Pre-conception screening: Australian trial to allow “informed procreative choices”

Publié le 30 Nov, 2018

A clinical trial for pre-conception screening has been officially launched in Australia. The aim is to test the viability of a pre-conception screening programme for subsequent integration into the Australian health system. Researchers will assess its viability, psychological impact and ethics as well as potential obstacles to screening. Thousands of couples will be enrolled in the trial over a three-year period starting in 2019. The test will assess the risk of transmitting 500 genetic diseases.


Diseases related to the X chromosome and inherited as a recessive trait, such as spinal muscular atrophy, cystic fibrosis or fragile, X are targeted in this trial. It is estimated that everyone carries three to five recessive genes that could lead to serious diseases. It is only when both parents carry the same mutation that their child has a one-in-four risk of developing the corresponding genetic disease and a one-in-two risk of being a carrier.


The project is being carried out by the national research network, namely the Australian Genomics Health Alliance in conjunction with the University of Sydney, the Murdoch Children’s Research Institute in Melbourne and the University of Western Australia in Perth. The health professionals involved will inform parents about the test and the “options” available to them depending on the results. Couples with a high risk of having a child with one of these diseases can have access to in-vitro fertilisation followed by pre-implantation diagnosis to ensure that only “healthy” embryos are implanted. They can also decide to “conceive without IVF” and undergo prenatal testing or a test when the child is born, as early diagnosis of these conditions can lead to more effective treatment. They also have the option of embryo, sperm or egg donation. Pregnant women who are confirmed carriers may opt for diagnostic tests such as amniocentesis before considering abortion. Finally adoption is also offered, or couples may consider not having a child.

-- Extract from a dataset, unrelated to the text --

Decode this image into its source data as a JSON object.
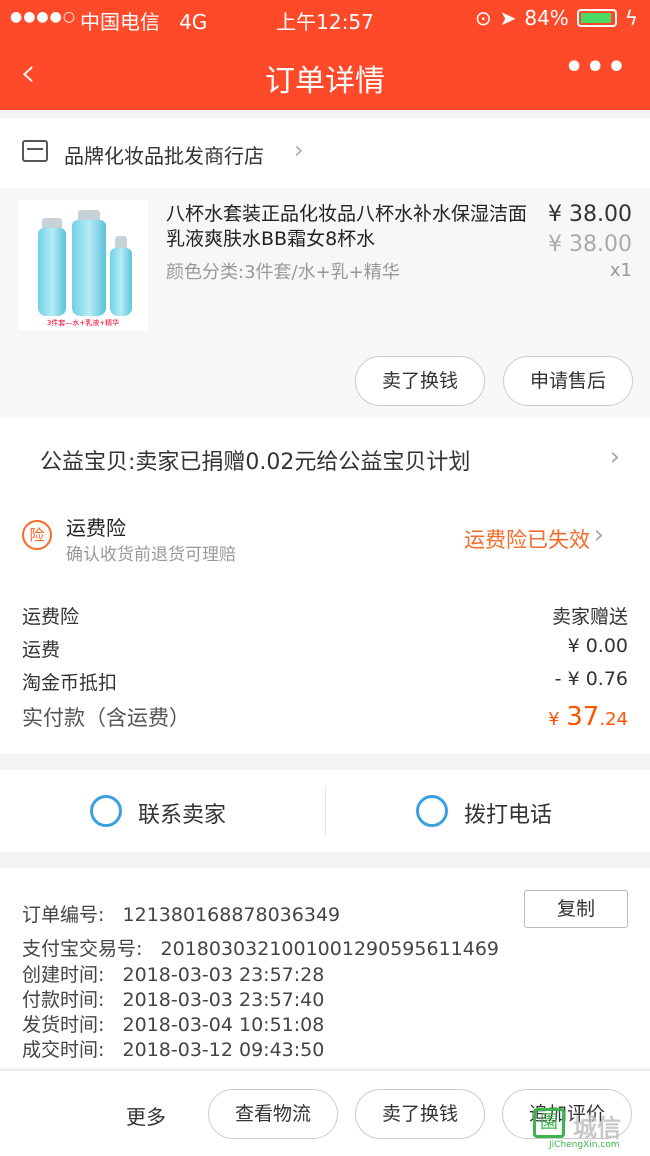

However, according to the protocol, “couples will only be told they have a genetic mutation if both individuals carry the same mutation for one of the diseases tested for”.

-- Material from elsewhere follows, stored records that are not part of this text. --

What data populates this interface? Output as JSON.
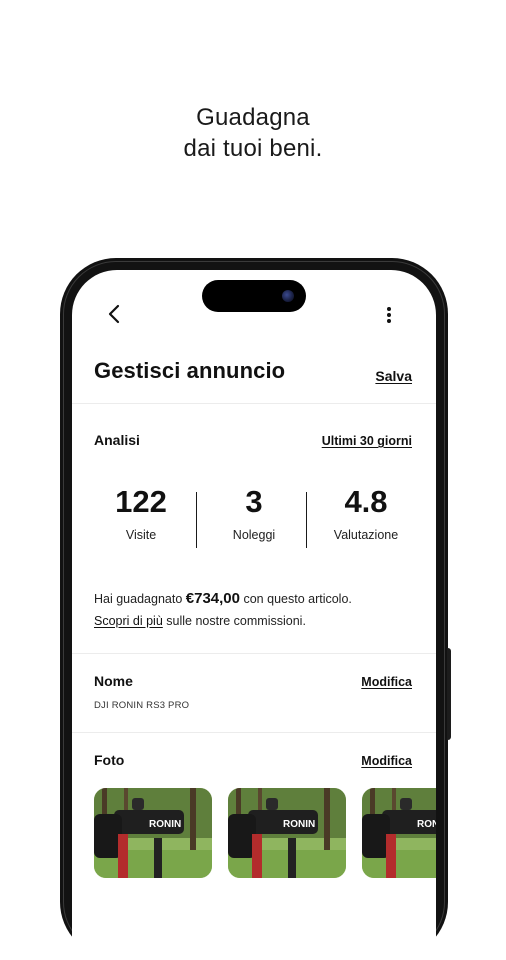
{
  "headline": {
    "line1": "Guadagna",
    "line2": "dai tuoi beni."
  },
  "header": {
    "back_icon": "chevron-left-icon",
    "more_icon": "more-vertical-icon",
    "title": "Gestisci annuncio",
    "save_label": "Salva"
  },
  "analytics": {
    "label": "Analisi",
    "range_label": "Ultimi 30 giorni",
    "stats": [
      {
        "value": "122",
        "label": "Visite"
      },
      {
        "value": "3",
        "label": "Noleggi"
      },
      {
        "value": "4.8",
        "label": "Valutazione"
      }
    ]
  },
  "earnings": {
    "prefix": "Hai guadagnato",
    "amount": "€734,00",
    "suffix": "con questo articolo.",
    "link": "Scopri di più",
    "link_suffix": "sulle nostre commissioni."
  },
  "name_section": {
    "label": "Nome",
    "edit_label": "Modifica",
    "value": "DJI RONIN RS3 PRO"
  },
  "photo_section": {
    "label": "Foto",
    "edit_label": "Modifica",
    "photos": [
      {
        "brand_text": "RONIN"
      },
      {
        "brand_text": "RONIN"
      },
      {
        "brand_text": "RONIN"
      }
    ]
  },
  "colors": {
    "text": "#111111",
    "divider": "#ececec",
    "frame": "#121212",
    "foliage": "#6f9e43"
  }
}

The Australian Department of Health has named this project “Mackenzie’s Mission” in memory of a baby girl born with spinal muscular atrophy who died in October 2017 aged seven months. It is part of the Australian Genomics Health Futures Mission which received a 500 million dollar investment from the federal government’s Future of Medical Research Fund. The Health Minister wants to offer pre-conception screening free of charge to all future parents to allow them to make “informed procreative choices”.